In Konkani cuisine, the tender shoots (kirlu) are grated and cooked with crushed jackfruit seeds to prepare kirla sukke.
The empty hollow in the stalks of larger bamboo is often used to cook food in many Asian cultures. Soups are boiled and rice is cooked in the hollows of fresh stalks of bamboo directly over a flame. Similarly, steamed tea is sometimes rammed into bamboo hollows to produce compressed forms of Pu-erh tea. Cooking food in bamboo is said to give the food a subtle but distinctive taste.
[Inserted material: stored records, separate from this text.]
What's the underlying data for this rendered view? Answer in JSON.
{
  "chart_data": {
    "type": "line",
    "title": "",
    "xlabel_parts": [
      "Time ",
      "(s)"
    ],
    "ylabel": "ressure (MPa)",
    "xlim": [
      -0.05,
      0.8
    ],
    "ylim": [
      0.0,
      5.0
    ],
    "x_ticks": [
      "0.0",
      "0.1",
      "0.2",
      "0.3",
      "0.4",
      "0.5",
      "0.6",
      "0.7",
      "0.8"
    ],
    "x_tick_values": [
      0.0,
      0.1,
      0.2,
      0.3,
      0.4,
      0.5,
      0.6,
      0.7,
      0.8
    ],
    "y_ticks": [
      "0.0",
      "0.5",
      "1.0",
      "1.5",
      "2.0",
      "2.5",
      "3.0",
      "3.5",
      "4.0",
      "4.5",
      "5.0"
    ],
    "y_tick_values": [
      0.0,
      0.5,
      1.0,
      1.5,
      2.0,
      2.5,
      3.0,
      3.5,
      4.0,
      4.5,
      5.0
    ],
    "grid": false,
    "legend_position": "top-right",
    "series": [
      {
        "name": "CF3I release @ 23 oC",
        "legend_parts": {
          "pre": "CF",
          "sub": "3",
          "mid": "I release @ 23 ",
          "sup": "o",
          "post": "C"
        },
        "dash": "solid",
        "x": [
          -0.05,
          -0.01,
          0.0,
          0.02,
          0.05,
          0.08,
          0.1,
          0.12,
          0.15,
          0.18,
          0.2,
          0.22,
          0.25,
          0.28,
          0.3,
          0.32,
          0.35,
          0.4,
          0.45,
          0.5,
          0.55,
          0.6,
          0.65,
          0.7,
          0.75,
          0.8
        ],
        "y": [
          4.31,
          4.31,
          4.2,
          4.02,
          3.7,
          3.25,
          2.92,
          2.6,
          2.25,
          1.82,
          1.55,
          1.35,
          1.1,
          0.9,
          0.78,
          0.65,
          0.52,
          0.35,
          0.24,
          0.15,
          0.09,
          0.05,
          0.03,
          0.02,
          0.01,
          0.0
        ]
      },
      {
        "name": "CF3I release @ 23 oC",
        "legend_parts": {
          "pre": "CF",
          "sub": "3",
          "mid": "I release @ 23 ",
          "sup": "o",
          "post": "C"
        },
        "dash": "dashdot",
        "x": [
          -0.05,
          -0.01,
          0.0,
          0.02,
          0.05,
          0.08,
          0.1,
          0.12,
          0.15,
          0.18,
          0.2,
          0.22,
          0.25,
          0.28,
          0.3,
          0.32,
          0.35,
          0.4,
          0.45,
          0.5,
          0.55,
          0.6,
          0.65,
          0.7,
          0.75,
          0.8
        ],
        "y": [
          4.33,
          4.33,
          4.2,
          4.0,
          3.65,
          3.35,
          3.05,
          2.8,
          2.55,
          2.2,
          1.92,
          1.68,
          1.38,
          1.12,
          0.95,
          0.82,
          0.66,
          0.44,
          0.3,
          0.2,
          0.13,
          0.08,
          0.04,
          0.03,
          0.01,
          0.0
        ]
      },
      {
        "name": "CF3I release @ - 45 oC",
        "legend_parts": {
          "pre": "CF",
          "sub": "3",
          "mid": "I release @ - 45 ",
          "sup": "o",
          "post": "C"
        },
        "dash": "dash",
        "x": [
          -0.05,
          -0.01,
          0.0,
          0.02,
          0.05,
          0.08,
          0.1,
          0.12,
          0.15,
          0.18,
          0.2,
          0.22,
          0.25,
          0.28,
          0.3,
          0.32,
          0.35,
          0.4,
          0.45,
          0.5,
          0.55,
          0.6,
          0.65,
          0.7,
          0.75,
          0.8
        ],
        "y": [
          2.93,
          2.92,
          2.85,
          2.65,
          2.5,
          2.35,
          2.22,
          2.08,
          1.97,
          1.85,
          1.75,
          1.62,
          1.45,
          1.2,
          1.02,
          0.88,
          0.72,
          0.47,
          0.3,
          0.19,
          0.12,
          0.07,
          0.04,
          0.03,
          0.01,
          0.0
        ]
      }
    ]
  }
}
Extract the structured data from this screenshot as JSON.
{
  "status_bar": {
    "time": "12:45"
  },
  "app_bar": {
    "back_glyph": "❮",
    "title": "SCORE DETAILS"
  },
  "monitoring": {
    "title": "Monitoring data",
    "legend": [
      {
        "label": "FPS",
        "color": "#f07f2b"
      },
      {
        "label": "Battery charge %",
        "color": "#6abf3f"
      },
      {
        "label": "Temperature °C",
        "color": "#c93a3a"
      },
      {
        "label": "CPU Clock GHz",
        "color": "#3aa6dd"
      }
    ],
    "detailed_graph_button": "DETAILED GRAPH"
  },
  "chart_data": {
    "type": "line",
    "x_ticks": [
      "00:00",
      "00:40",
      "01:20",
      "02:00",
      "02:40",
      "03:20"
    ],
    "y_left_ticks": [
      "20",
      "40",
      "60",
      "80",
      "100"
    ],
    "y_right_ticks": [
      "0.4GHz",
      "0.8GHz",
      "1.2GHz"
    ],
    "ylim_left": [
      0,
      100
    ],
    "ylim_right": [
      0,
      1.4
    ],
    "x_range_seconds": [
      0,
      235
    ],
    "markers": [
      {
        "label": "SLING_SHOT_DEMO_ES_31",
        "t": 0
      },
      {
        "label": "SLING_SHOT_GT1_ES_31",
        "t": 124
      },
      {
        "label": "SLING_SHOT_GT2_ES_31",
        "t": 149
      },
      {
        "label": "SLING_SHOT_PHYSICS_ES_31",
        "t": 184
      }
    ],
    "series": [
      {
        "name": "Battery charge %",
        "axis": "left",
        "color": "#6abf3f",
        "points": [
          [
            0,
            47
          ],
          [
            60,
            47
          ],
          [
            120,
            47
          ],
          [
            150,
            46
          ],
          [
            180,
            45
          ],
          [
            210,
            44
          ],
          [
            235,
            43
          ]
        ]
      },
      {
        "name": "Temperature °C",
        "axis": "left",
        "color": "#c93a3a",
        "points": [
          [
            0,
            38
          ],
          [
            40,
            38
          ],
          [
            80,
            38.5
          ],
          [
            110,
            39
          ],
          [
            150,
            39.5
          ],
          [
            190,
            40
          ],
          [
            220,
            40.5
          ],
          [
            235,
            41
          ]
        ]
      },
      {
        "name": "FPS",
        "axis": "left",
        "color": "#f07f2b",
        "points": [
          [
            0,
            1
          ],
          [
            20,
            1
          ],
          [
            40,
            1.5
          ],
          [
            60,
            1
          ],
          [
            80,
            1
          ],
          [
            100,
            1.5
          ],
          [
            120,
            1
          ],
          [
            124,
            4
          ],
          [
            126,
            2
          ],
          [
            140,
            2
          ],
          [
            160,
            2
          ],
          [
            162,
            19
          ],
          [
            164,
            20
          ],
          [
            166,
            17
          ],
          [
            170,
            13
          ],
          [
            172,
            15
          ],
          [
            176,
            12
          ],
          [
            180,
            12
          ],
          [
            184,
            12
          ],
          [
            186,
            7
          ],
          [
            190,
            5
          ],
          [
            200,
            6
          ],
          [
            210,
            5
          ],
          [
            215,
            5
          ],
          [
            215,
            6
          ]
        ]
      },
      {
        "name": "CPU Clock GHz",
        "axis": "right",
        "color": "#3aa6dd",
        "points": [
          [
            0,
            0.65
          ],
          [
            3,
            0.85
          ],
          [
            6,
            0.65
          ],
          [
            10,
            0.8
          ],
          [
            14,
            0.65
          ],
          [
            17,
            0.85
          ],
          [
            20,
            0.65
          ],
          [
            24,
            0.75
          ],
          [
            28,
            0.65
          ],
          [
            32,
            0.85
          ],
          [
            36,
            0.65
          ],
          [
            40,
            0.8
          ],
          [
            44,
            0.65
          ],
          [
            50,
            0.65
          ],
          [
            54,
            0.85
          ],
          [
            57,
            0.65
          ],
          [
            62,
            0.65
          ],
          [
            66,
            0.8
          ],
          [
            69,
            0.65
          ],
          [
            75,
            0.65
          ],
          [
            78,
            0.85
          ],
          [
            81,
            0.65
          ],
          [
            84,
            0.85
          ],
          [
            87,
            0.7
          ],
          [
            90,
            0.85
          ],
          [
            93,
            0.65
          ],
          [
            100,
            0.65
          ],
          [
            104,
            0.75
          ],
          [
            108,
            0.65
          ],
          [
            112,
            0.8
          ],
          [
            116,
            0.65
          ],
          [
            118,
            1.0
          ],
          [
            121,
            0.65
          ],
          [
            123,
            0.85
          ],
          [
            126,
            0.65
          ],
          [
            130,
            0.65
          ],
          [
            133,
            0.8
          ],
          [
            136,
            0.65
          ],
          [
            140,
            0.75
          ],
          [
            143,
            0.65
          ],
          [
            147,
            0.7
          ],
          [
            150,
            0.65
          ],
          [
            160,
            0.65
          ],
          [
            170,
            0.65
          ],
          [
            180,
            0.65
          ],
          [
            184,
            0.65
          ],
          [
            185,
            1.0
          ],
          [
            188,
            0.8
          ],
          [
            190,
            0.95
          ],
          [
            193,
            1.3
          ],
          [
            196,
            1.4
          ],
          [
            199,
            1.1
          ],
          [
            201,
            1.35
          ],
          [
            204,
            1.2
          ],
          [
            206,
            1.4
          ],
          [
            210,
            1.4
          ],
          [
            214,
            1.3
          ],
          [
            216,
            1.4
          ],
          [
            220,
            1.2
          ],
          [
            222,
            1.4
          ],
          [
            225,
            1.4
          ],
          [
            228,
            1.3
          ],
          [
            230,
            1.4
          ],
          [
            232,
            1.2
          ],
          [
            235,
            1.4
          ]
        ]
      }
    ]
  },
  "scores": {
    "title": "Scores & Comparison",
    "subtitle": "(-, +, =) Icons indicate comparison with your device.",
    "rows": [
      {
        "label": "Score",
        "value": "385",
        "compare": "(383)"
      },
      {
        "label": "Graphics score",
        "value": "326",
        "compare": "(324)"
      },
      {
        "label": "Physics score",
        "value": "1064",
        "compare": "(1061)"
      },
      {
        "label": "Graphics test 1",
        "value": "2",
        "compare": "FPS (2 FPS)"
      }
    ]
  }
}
In addition, bamboo is frequently used for cooking utensils within many cultures, and is used in the manufacture of chopsticks. In modern times, some see bamboo tools as an ecofriendly alternative to other manufactured utensils.
Bamboo charcoal has been traditionally used as fuel in China and Japan. Bamboo can also be utilized as a biofuel crop.
In old times in India people were using hand made pens (Kalam) made by thin bamboo sticks (5–10 mm diameter and 10–15 cm long) by simply peeling it on one side and making a nib like pattern at the end. This pen would then be dipped in ink for writing.